Now, developing your own program takes research and self-knowledge essentially. If you know how to workout, if you know how your body works, and how it recovers and how you develop strength and power, Then you should know how to properly design a program. Maybe it's not on paper, but it's in your mind. As opposed to someone new, a beginner to lifting weights, he/she will have no idea what to do, how to proceed, and how to go about form/techniques. It's important to consider all elements of weightlifting/bodybuilding to be efficient in achieving your goals. 

8) TECHNIQUE | FORM | 



- Very very important

- Focus on proper technique and form

By focusing on form and technique, it'll help with stabilization and much more. You'll have better strength and performance output. And you're less vulnerable to injuries. Therefore, focus on proper form! I see tons of people doing some weird things, and you know why they have back problems or injuries? BECAUSE they do not focus or prioritize on proper form. Not utilizing proper form will F*** you up, literally. I've seen some gruesome injuries on youtube regarding weightlifting with improper form. It's crazy. It's all about how well you can control your body and the mechanics. When you do go about proper form, it'll be much easier to train and too develop gains.


9) Body Weight Matters



You do not want to be super lean and ripped and trying to hit a massive PR. That is just silly. Plus, you're super vulnerable to injuries, therefore, I do not recommend lifting HEAVY a** weights when you're ripped. People who have experience with lifting heavy can get away with being lean because they have the proper knowledge and experience as opposed to someone new. With that being said, you do not have to be fat or big to lift heavy - just don't be malnourished or super-lean when lifting super-heavy.

Being lean causes

- Weak bones

- Weak joints

- Weak tendons

When you aren't shredded, you have better nourishment - therefore, your body, muscles, tendons, etc will be durable, stronger, harder to injure.


10) Breathing Techniques



Breathing is one of those elements that we don't pay attention to, but we should. By bracing yourself, you can help stimulate muscle fibers to help execute a lift. Simply put, bracing is the ability to keep tension throughout your torso so that your body doesn't collapse on itself during your lift. 

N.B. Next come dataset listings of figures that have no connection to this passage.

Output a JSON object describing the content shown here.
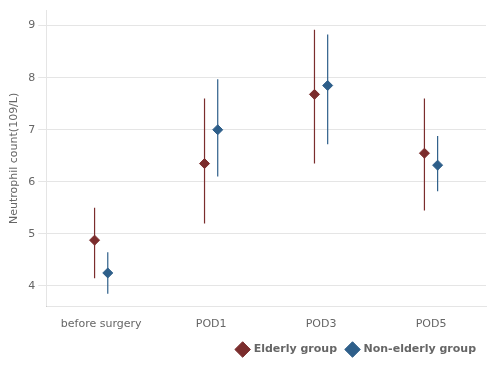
{
  "chart_data": {
    "type": "scatter",
    "categories": [
      "before surgery",
      "POD1",
      "POD3",
      "POD5"
    ],
    "series": [
      {
        "name": "Elderly group",
        "color": "#7B2D2D",
        "marker": "diamond",
        "values": [
          4.88,
          6.35,
          7.68,
          6.55
        ],
        "ci_low": [
          4.15,
          5.2,
          6.35,
          5.45
        ],
        "ci_high": [
          5.5,
          7.6,
          8.92,
          7.6
        ]
      },
      {
        "name": "Non-elderly group",
        "color": "#2E5F8A",
        "marker": "diamond",
        "values": [
          4.25,
          7.0,
          7.85,
          6.32
        ],
        "ci_low": [
          3.85,
          6.1,
          6.72,
          5.82
        ],
        "ci_high": [
          4.65,
          7.97,
          8.83,
          6.88
        ]
      }
    ],
    "ylabel": "Neutrophil count(109/L)",
    "ylim": [
      3.6,
      9.3
    ],
    "yticks": [
      4,
      5,
      6,
      7,
      8,
      9
    ],
    "grid": true,
    "legend": "lower right"
  }
}
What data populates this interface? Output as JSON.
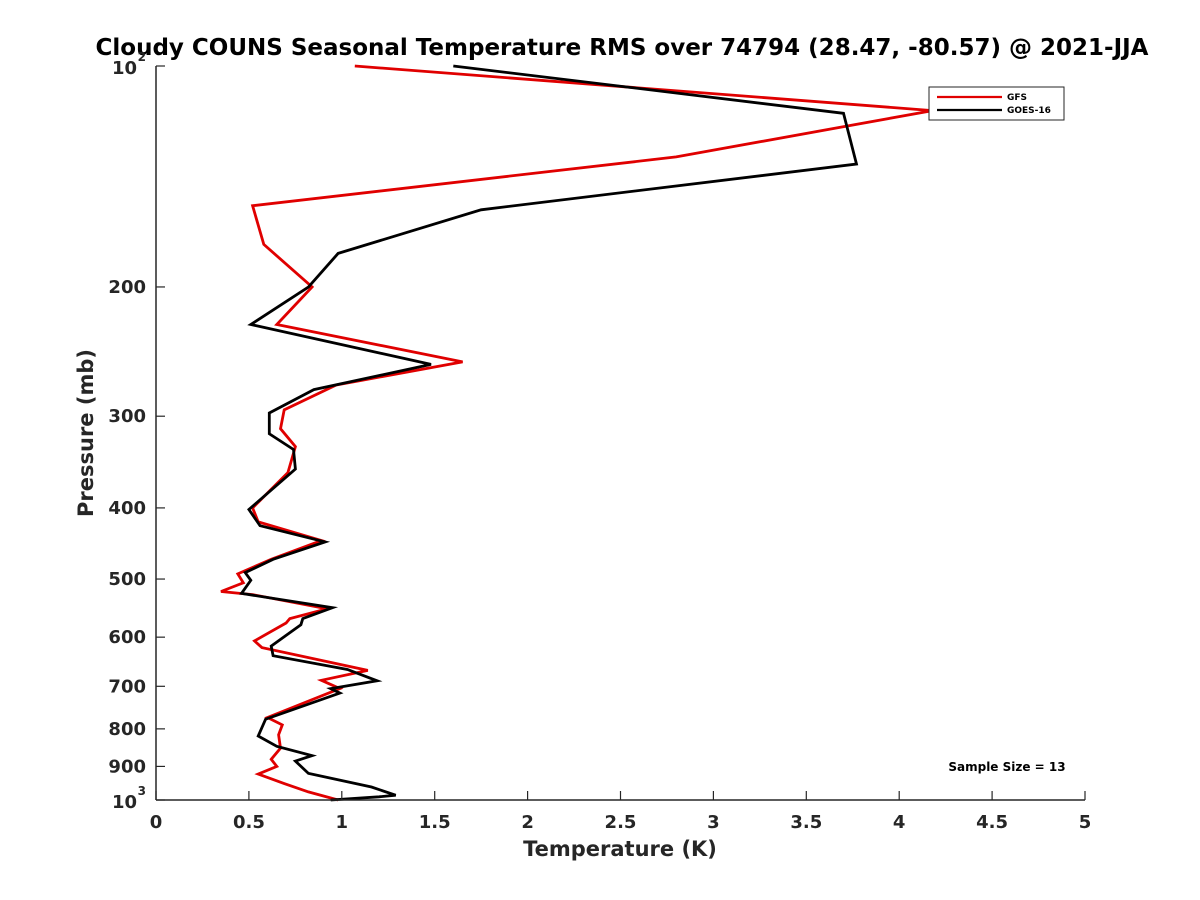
{
  "chart_data": {
    "type": "line",
    "title": "Cloudy COUNS Seasonal Temperature RMS over 74794 (28.47, -80.57) @ 2021-JJA",
    "xlabel": "Temperature (K)",
    "ylabel": "Pressure (mb)",
    "xlim": [
      0,
      5
    ],
    "ylim": [
      1000,
      100
    ],
    "y_scale": "log",
    "y_reversed": true,
    "grid": false,
    "legend_position": "top-right",
    "x_ticks": [
      "0",
      "0.5",
      "1",
      "1.5",
      "2",
      "2.5",
      "3",
      "3.5",
      "4",
      "4.5",
      "5"
    ],
    "x_tick_values": [
      0,
      0.5,
      1,
      1.5,
      2,
      2.5,
      3,
      3.5,
      4,
      4.5,
      5
    ],
    "y_ticks": [
      {
        "value": 100,
        "label": "10",
        "exp": "2"
      },
      {
        "value": 200,
        "label": "200",
        "exp": ""
      },
      {
        "value": 300,
        "label": "300",
        "exp": ""
      },
      {
        "value": 400,
        "label": "400",
        "exp": ""
      },
      {
        "value": 500,
        "label": "500",
        "exp": ""
      },
      {
        "value": 600,
        "label": "600",
        "exp": ""
      },
      {
        "value": 700,
        "label": "700",
        "exp": ""
      },
      {
        "value": 800,
        "label": "800",
        "exp": ""
      },
      {
        "value": 900,
        "label": "900",
        "exp": ""
      },
      {
        "value": 1000,
        "label": "10",
        "exp": "3"
      }
    ],
    "annotation": "Sample Size = 13",
    "series": [
      {
        "name": "GFS",
        "color": "#e00000",
        "points": [
          [
            1.07,
            100
          ],
          [
            4.18,
            115
          ],
          [
            2.8,
            133
          ],
          [
            0.52,
            155
          ],
          [
            0.58,
            175
          ],
          [
            0.84,
            200
          ],
          [
            0.65,
            225
          ],
          [
            1.65,
            253
          ],
          [
            0.97,
            272
          ],
          [
            0.69,
            294
          ],
          [
            0.67,
            312
          ],
          [
            0.75,
            330
          ],
          [
            0.71,
            358
          ],
          [
            0.52,
            400
          ],
          [
            0.55,
            418
          ],
          [
            0.89,
            443
          ],
          [
            0.62,
            470
          ],
          [
            0.44,
            492
          ],
          [
            0.47,
            506
          ],
          [
            0.35,
            520
          ],
          [
            0.52,
            525
          ],
          [
            0.92,
            549
          ],
          [
            0.72,
            566
          ],
          [
            0.7,
            574
          ],
          [
            0.53,
            607
          ],
          [
            0.57,
            620
          ],
          [
            1.14,
            666
          ],
          [
            0.89,
            687
          ],
          [
            0.99,
            705
          ],
          [
            0.6,
            772
          ],
          [
            0.68,
            790
          ],
          [
            0.66,
            815
          ],
          [
            0.67,
            850
          ],
          [
            0.62,
            880
          ],
          [
            0.65,
            900
          ],
          [
            0.55,
            922
          ],
          [
            0.69,
            950
          ],
          [
            0.82,
            975
          ],
          [
            0.98,
            1000
          ]
        ]
      },
      {
        "name": "GOES-16",
        "color": "#000000",
        "points": [
          [
            1.6,
            100
          ],
          [
            3.7,
            116
          ],
          [
            3.77,
            136
          ],
          [
            1.75,
            157
          ],
          [
            0.98,
            180
          ],
          [
            0.82,
            200
          ],
          [
            0.51,
            225
          ],
          [
            1.48,
            255
          ],
          [
            0.85,
            276
          ],
          [
            0.61,
            297
          ],
          [
            0.61,
            317
          ],
          [
            0.74,
            333
          ],
          [
            0.75,
            354
          ],
          [
            0.5,
            402
          ],
          [
            0.56,
            423
          ],
          [
            0.91,
            445
          ],
          [
            0.63,
            470
          ],
          [
            0.48,
            490
          ],
          [
            0.51,
            502
          ],
          [
            0.46,
            523
          ],
          [
            0.95,
            547
          ],
          [
            0.79,
            566
          ],
          [
            0.78,
            577
          ],
          [
            0.62,
            617
          ],
          [
            0.63,
            636
          ],
          [
            1.03,
            664
          ],
          [
            1.19,
            688
          ],
          [
            0.94,
            705
          ],
          [
            0.99,
            715
          ],
          [
            0.59,
            776
          ],
          [
            0.55,
            818
          ],
          [
            0.65,
            845
          ],
          [
            0.84,
            870
          ],
          [
            0.75,
            885
          ],
          [
            0.82,
            920
          ],
          [
            1.16,
            960
          ],
          [
            1.29,
            985
          ],
          [
            1.2,
            990
          ],
          [
            0.94,
            1000
          ]
        ]
      }
    ]
  }
}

- Topic about bracing and breathing

> Focus on breathing, don't exert yourself too much

> Brace yourself. Squeeze your core, and the weights to execute the exercise precisely. 

> Don't hold your breath for too long


11) Wearing Gym Equipment



Knee Pads, Elbow Sleeves, Knee sleeves, Belts, etc can be used to help as an extra measure to prevent/avoid injures. Weightlifting belts for example can help emphasize to the user that you should brace your core when lifting. When wearing a belt, it tightens your midsection, giving you this sensation to brace your core for some reason. However, if you're planning to use gym equipment 100% of the time, you will be prone to injuries because the muscles you're trying to stabilize aren't strong enough to perform a lift outside from the equipment. Therefore, it's recommended to train with both sides - using and not using the equipment at necessary times.


12) Lifting Technique




Which is an effective lifting technique?

Do not attempt to lift by bending forward. Bend your hips and knees to squat down to your load, keep it close to your body, and straighten your legs to lift. Never lift a heavy object above shoulder level. Avoid turning or twisting your body while lifting or holding a heavy object.

What is the safe lifting zone?

Your Safe Lifting Zone is between your hips and shoulders. Lifting and carrying objects in this area is considered proper body mechanics and provides the best chance for minimizing injury. Your At-Risk Zone is below the knees or above your head.